To the authors of the report, ‘Integrating sustainability’ implies incorporating sustainability issues (environmental, social, and broader economic factors) into an organization’s decision-making process, actions, and performance management.
It notes that a lack of an integrated approach limits an organization’s abilities to thrive in the future. Integration of risk arising out of material aspects allows organizations to move sustainability from stand-alone initiative to an embedded consideration – part of the larger picture.
The authors also note that “high quality performance data is essential to integrate sustainability across the enterprise. Companies that embed this data into their business strategies will be able to make more informed strategic decisions.
Companies and stakeholders have realized that greater transparency fosters stronger relationships, which is essential for building long-term trust.
India’s stock market regulator Securities and Exchange Board of India (SEBI) has so far asked only top 500 companies listed on Indian stock exchanges to include business responsibility reports in their annual reports.
Of the 46 companies included in this study, 34 preferred reporting ‘in accordance’ with the GRI’s G4 Sustainability Reporting Guidelines’ core option, rather than the comprehensive option.
Most, especially small and medium-sized enterprises (SMEs) prefer to gradually step-up the level of their reporting, beginning with the core option and eventually moving on to the comprehensive option.
• Only 39% of the firms in this study provided a comprehensive description of the risks and opportunities arising from sustainability trends.
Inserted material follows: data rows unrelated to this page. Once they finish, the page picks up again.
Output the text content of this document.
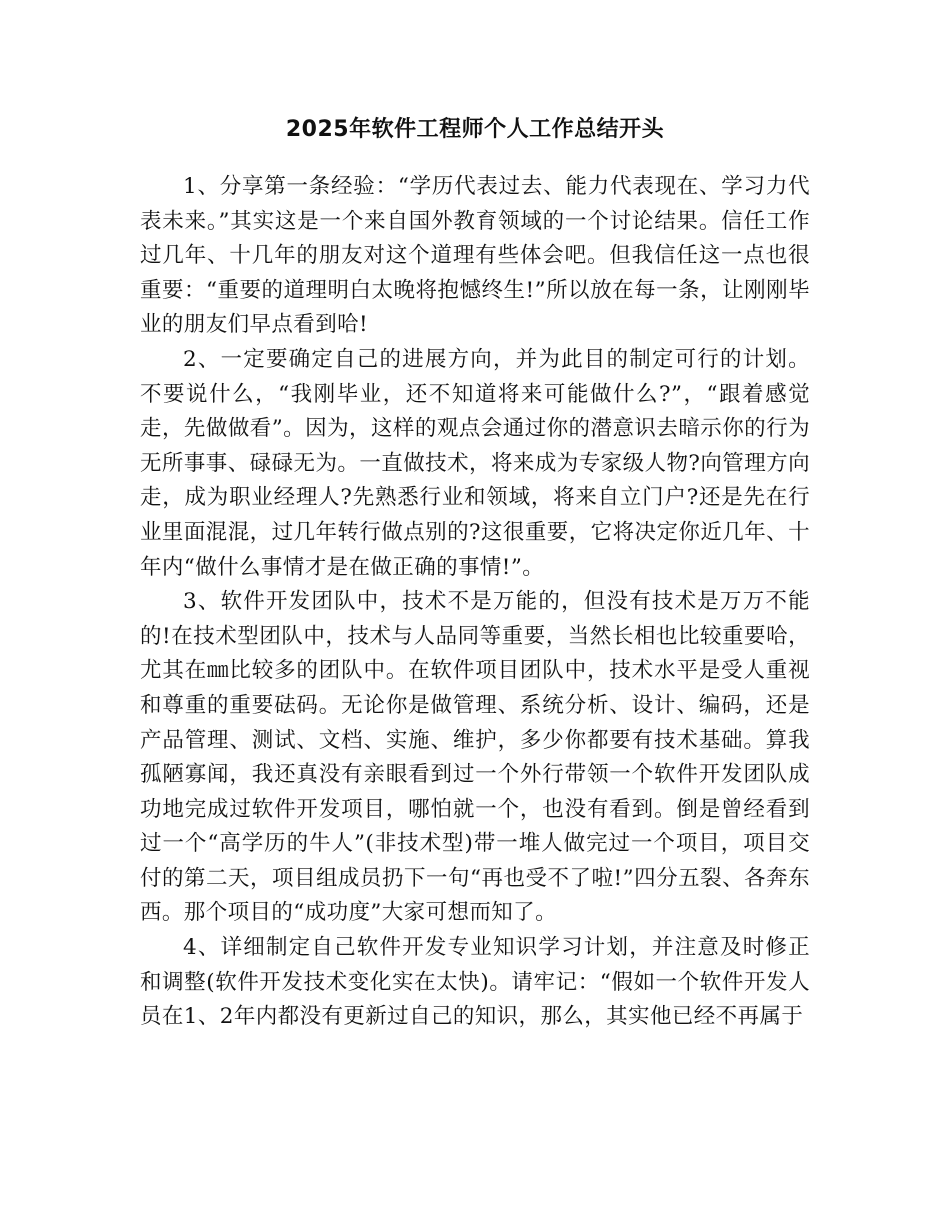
2025年软件工程师个人工作总结开头

1、分享第一条经验：“学历代表过去、能力代表现在、学习力代表未来。”其实这是一个来自国外教育领域的一个讨论结果。信任工作过几年、十几年的朋友对这个道理有些体会吧。但我信任这一点也很重要：“重要的道理明白太晚将抱憾终生!”所以放在每一条，让刚刚毕业的朋友们早点看到哈!

2、一定要确定自己的进展方向，并为此目的制定可行的计划。不要说什么，“我刚毕业，还不知道将来可能做什么?”，“跟着感觉走，先做做看”。因为，这样的观点会通过你的潜意识去暗示你的行为无所事事、碌碌无为。一直做技术，将来成为专家级人物?向管理方向走，成为职业经理人?先熟悉行业和领域，将来自立门户?还是先在行业里面混混，过几年转行做点别的?这很重要，它将决定你近几年、十年内“做什么事情才是在做正确的事情!”。

3、软件开发团队中，技术不是万能的，但没有技术是万万不能的!在技术型团队中，技术与人品同等重要，当然长相也比较重要哈，尤其在㎜比较多的团队中。在软件项目团队中，技术水平是受人重视和尊重的重要砝码。无论你是做管理、系统分析、设计、编码，还是产品管理、测试、文档、实施、维护，多少你都要有技术基础。算我孤陋寡闻，我还真没有亲眼看到过一个外行带领一个软件开发团队成功地完成过软件开发项目，哪怕就一个，也没有看到。倒是曾经看到过一个“高学历的牛人”(非技术型)带一堆人做完过一个项目，项目交付的第二天，项目组成员扔下一句“再也受不了啦!”四分五裂、各奔东西。那个项目的“成功度”大家可想而知了。

4、详细制定自己软件开发专业知识学习计划，并注意及时修正和调整(软件开发技术变化实在太快)。请牢记：“假如一个软件开发人员在1、2年内都没有更新过自己的知识，那么，其实他已经不再属于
There is an urgent need for the management to pay greater attention to this aspect
• Over 93% of the firms studied identified and disclosed material aspects. These material aspects often have a significant financial impact in the short term or long term on an organization.
• While senior decision-makers generally articulate key events and achievements, few have started disclosing on challenges such as accidents, fatalities, or workforce unrest.
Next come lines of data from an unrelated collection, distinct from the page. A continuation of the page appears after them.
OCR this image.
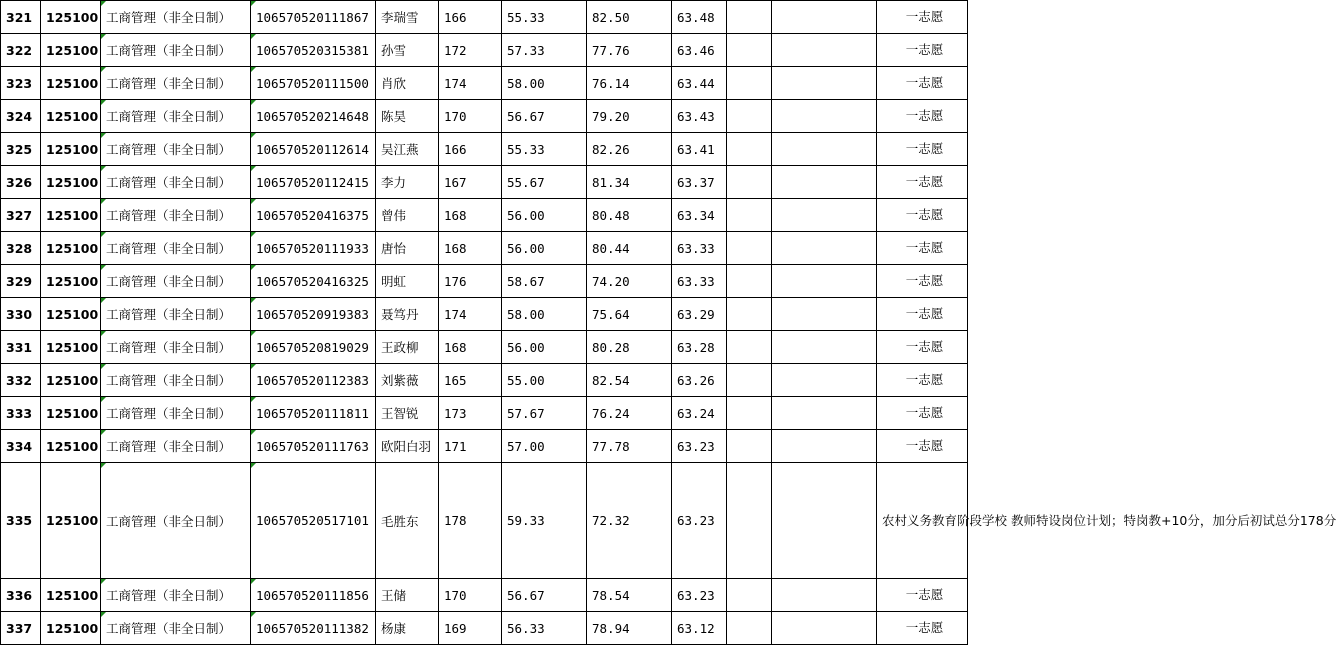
321	125100	工商管理（非全日制）	106570520111867	李瑞雪	166	55.33	82.50	63.48			一志愿
322	125100	工商管理（非全日制）	106570520315381	孙雪	172	57.33	77.76	63.46			一志愿
323	125100	工商管理（非全日制）	106570520111500	肖欣	174	58.00	76.14	63.44			一志愿
324	125100	工商管理（非全日制）	106570520214648	陈昊	170	56.67	79.20	63.43			一志愿
325	125100	工商管理（非全日制）	106570520112614	吴江燕	166	55.33	82.26	63.41			一志愿
326	125100	工商管理（非全日制）	106570520112415	李力	167	55.67	81.34	63.37			一志愿
327	125100	工商管理（非全日制）	106570520416375	曾伟	168	56.00	80.48	63.34			一志愿
328	125100	工商管理（非全日制）	106570520111933	唐怡	168	56.00	80.44	63.33			一志愿
329	125100	工商管理（非全日制）	106570520416325	明虹	176	58.67	74.20	63.33			一志愿
330	125100	工商管理（非全日制）	106570520919383	聂笃丹	174	58.00	75.64	63.29			一志愿
331	125100	工商管理（非全日制）	106570520819029	王政柳	168	56.00	80.28	63.28			一志愿
332	125100	工商管理（非全日制）	106570520112383	刘紫薇	165	55.00	82.54	63.26			一志愿
333	125100	工商管理（非全日制）	106570520111811	王智锐	173	57.67	76.24	63.24			一志愿
334	125100	工商管理（非全日制）	106570520111763	欧阳白羽	171	57.00	77.78	63.23			一志愿
335	125100	工商管理（非全日制）	106570520517101	毛胜东	178	59.33	72.32	63.23			农村义务教育阶段学校 教师特设岗位计划；特岗教+10分，加分后初试总分178分
336	125100	工商管理（非全日制）	106570520111856	王储	170	56.67	78.54	63.23			一志愿
337	125100	工商管理（非全日制）	106570520111382	杨康	169	56.33	78.94	63.12			一志愿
• Due to GRI reporting requirements and the evolution of regulatory bodies on mandatory reporting, Sustainability is now entrenched in the boardroom; leading to improved governance of
The Flip Side
• Reporting is often seen as an exercise in public relations rather than a tool for corporate transformation which can contribute to a sustainable economy.
• Many companies claim that ‘sustainability is in their DNA’ but fail to create value, indicating the lack of integration in their core business strategy.
• While many corporate sustainability programs have achieved success on initiatives like optimizing energy use, reducing CO2 emissions, water conservation, and managing labor conditions, few have broken out of the sustainability silo and embedded this practice in the overall organizational strategy for business value creation.
• Even leaders in reporting are still cautious about disclosing sustainability aspects.
• Very few companies demonstrate senior management involvement and leadership
• Absence of proactive interest from users of the sustainability-related information such as consumers and governments
• Dependency on a regulatory regime of disclosure rather than business case driven voluntary approach
“At Mahindra we went through an exercise of identifying climate change related risks which individual businesses run. The tractor business has been tracking water availability as a variable for demand forecasting. This led to the identification of micro-irrigation as a business opportunity and the initiation of the business through an acquisition.
Anirban Ghosh, Chief Sustainability Officer, Mahindra Group
“Unless you have this data upfront and are held accountable for the data, it will not drive performance.”